Almanya'da iktidardaki Hristiyan Demokrat Birlik Partisi (CDU), Türkiye'ye "imtiyazlı ortaklık" teklif eden Avrupa Parlamentosu (AP) seçim programını kabul etti.
Başkent Berlin'de düzenlenen Avrupa Kongresinde kabul edilen seçim programında Türkiye'nin AB üyeliğine karşı çıkılıyor ve sıkı işbirliğinin sürdürülmesi için "imtiyazlı ortaklık" teklifi yineleniyor.
Almanya Başbakanı Angela Merkel ve bazı bakanların da katıldığı kongre sonrasında açıklama yapan CDU Genel Sekreteri Ronald Pofalla, kongrede Türkiye'nin AB üyelik sürecini de ele aldıklarını, Türkiye için "imtiyazlı ortaklık"tan yana olduklarına bir kez daha vurgu yaptıklarını söyledi. Pofalla, parti yönetiminin oy birliğiyle CDU üyesi AP Başkanı Hans-Gert Pöttering'i yeniden liste başı milletvekili adayı olarak seçtiğini kaydetti.

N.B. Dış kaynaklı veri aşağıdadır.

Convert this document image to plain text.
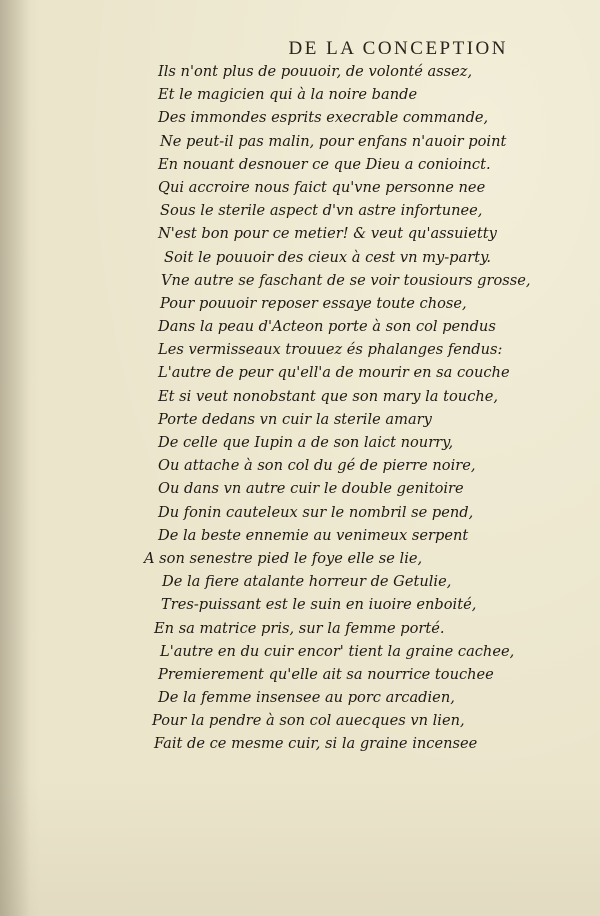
DE LA CONCEPTION
Ils n'ont plus de pouuoir, de volonté assez,
Et le magicien qui à la noire bande
Des immondes esprits execrable commande,
Ne peut-il pas malin, pour enfans n'auoir point
En nouant desnouer ce que Dieu a conioinct.
Qui accroire nous faict qu'vne personne nee
Sous le sterile aspect d'vn astre infortunee,
N'est bon pour ce metier! & veut qu'assuietty
Soit le pouuoir des cieux à cest vn my-party.
Vne autre se faschant de se voir tousiours grosse,
Pour pouuoir reposer essaye toute chose,
Dans la peau d'Acteon porte à son col pendus
Les vermisseaux trouuez és phalanges fendus:
L'autre de peur qu'ell'a de mourir en sa couche
Et si veut nonobstant que son mary la touche,
Porte dedans vn cuir la sterile amary
De celle que Iupin a de son laict nourry,
Ou attache à son col du gé de pierre noire,
Ou dans vn autre cuir le double genitoire
Du fonin cauteleux sur le nombril se pend,
De la beste ennemie au venimeux serpent
A son senestre pied le foye elle se lie,
De la fiere atalante horreur de Getulie,
Tres-puissant est le suin en iuoire enboité,
En sa matrice pris, sur la femme porté.
L'autre en du cuir encor' tient la graine cachee,
Premierement qu'elle ait sa nourrice touchee
De la femme insensee au porc arcadien,
Pour la pendre à son col auecques vn lien,
Fait de ce mesme cuir, si la graine incensee
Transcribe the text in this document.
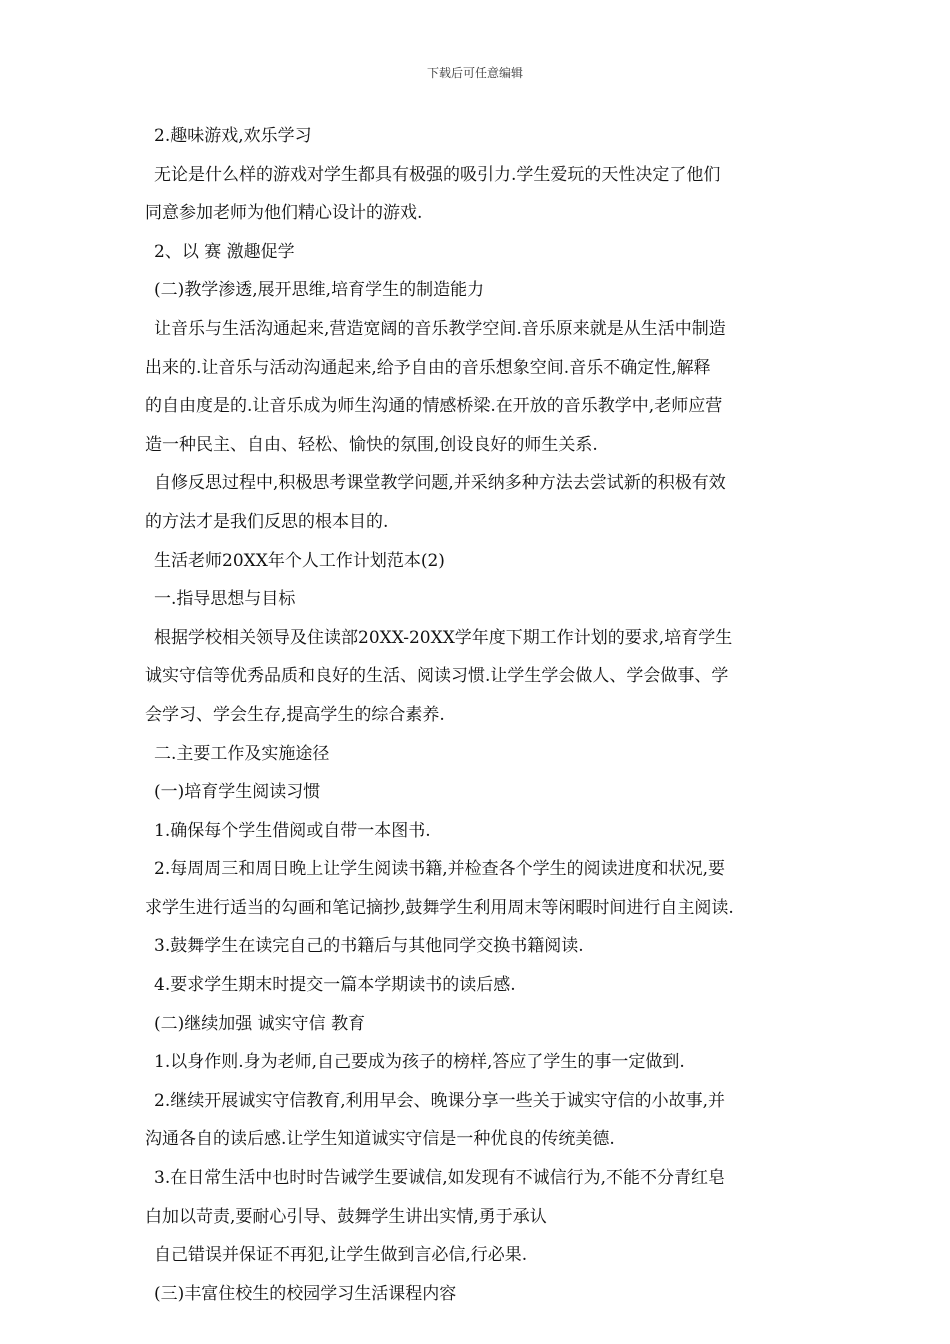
下载后可任意编辑
2.趣味游戏,欢乐学习
无论是什么样的游戏对学生都具有极强的吸引力.学生爱玩的天性决定了他们
同意参加老师为他们精心设计的游戏.
2、以 赛 激趣促学
(二)教学渗透,展开思维,培育学生的制造能力
让音乐与生活沟通起来,营造宽阔的音乐教学空间.音乐原来就是从生活中制造
出来的.让音乐与活动沟通起来,给予自由的音乐想象空间.音乐不确定性,解释
的自由度是的.让音乐成为师生沟通的情感桥梁.在开放的音乐教学中,老师应营
造一种民主、自由、轻松、愉快的氛围,创设良好的师生关系.
自修反思过程中,积极思考课堂教学问题,并采纳多种方法去尝试新的积极有效
的方法才是我们反思的根本目的.
生活老师20XX年个人工作计划范本(2)
一.指导思想与目标
根据学校相关领导及住读部20XX-20XX学年度下期工作计划的要求,培育学生
诚实守信等优秀品质和良好的生活、阅读习惯.让学生学会做人、学会做事、学
会学习、学会生存,提高学生的综合素养.
二.主要工作及实施途径
(一)培育学生阅读习惯
1.确保每个学生借阅或自带一本图书.
2.每周周三和周日晚上让学生阅读书籍,并检查各个学生的阅读进度和状况,要
求学生进行适当的勾画和笔记摘抄,鼓舞学生利用周末等闲暇时间进行自主阅读.
3.鼓舞学生在读完自己的书籍后与其他同学交换书籍阅读.
4.要求学生期末时提交一篇本学期读书的读后感.
(二)继续加强 诚实守信 教育
1.以身作则.身为老师,自己要成为孩子的榜样,答应了学生的事一定做到.
2.继续开展诚实守信教育,利用早会、晚课分享一些关于诚实守信的小故事,并
沟通各自的读后感.让学生知道诚实守信是一种优良的传统美德.
3.在日常生活中也时时告诫学生要诚信,如发现有不诚信行为,不能不分青红皂
白加以苛责,要耐心引导、鼓舞学生讲出实情,勇于承认
自己错误并保证不再犯,让学生做到言必信,行必果.
(三)丰富住校生的校园学习生活课程内容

Merkel de AB'nin genişleme sürecinin çok hızlı geliştiğini, şimdilik genişleme yerine "AB'yi sağlamlaştırma" dönemine girilmesi gerektiğini ifade etti.
AB'nin güçlü bir sese ve mali düzene ihtiyacı olduğunu ifade eden Merkel, Pöttering'in bir Hristiyan Demokrat olarak AP Başkanı olmasından büyük gurur duyduğunu söyledi. Konuşmasında ağırlıklı olarak AB'nin bütünleşmesinin önemine değinen Merkel, ekonomik krizin de ortaklaşa aşılması gerektiğini, birlikte çalışılması durumunda tüm Avrupa'nın krizden daha güçlü bir şekilde çıkacağını kaydetti.
Pöttering de kendisine gösterilen güvene teşekkür ederek, Avrupa Parlamentosu seçimlerinde tekrar en güçlü parti olmak için çaba harcayacaklarını söyledi. Avrupa'ya ve ortak değerlere inanılması çağrısında bulunan Pöttering, kültürler arası diyaloğa, özellikle de İslamiyet ile diyaloğa ihtiyaçları olduğunu ifade etti.
Pöttering, ancak hoşgörünün tek yönlü olamayacağını, Avrupa'da nasıl camiler kurulabiliyorsa, İslam dünyasında da kiliselerin kurulması gerektiğini kaydetti.
CDU'dan AP üyesi Elmar Brok, dün yaptığı açıklamada, Türkiye'nin AB üyeliğine karşı olduklarının seçim programında belirtileceğini ifade etmiş ve Bavyera eyaletindeki kardeş parti konumunda bulunan Hristiyan Sosyal Birlik Partisi'nin (CSU) Avrupa'yı ilgilendiren önemli konularda referandum yapılması önerisini popülist olduğu gerekçesiyle reddettiklerini söylemişti.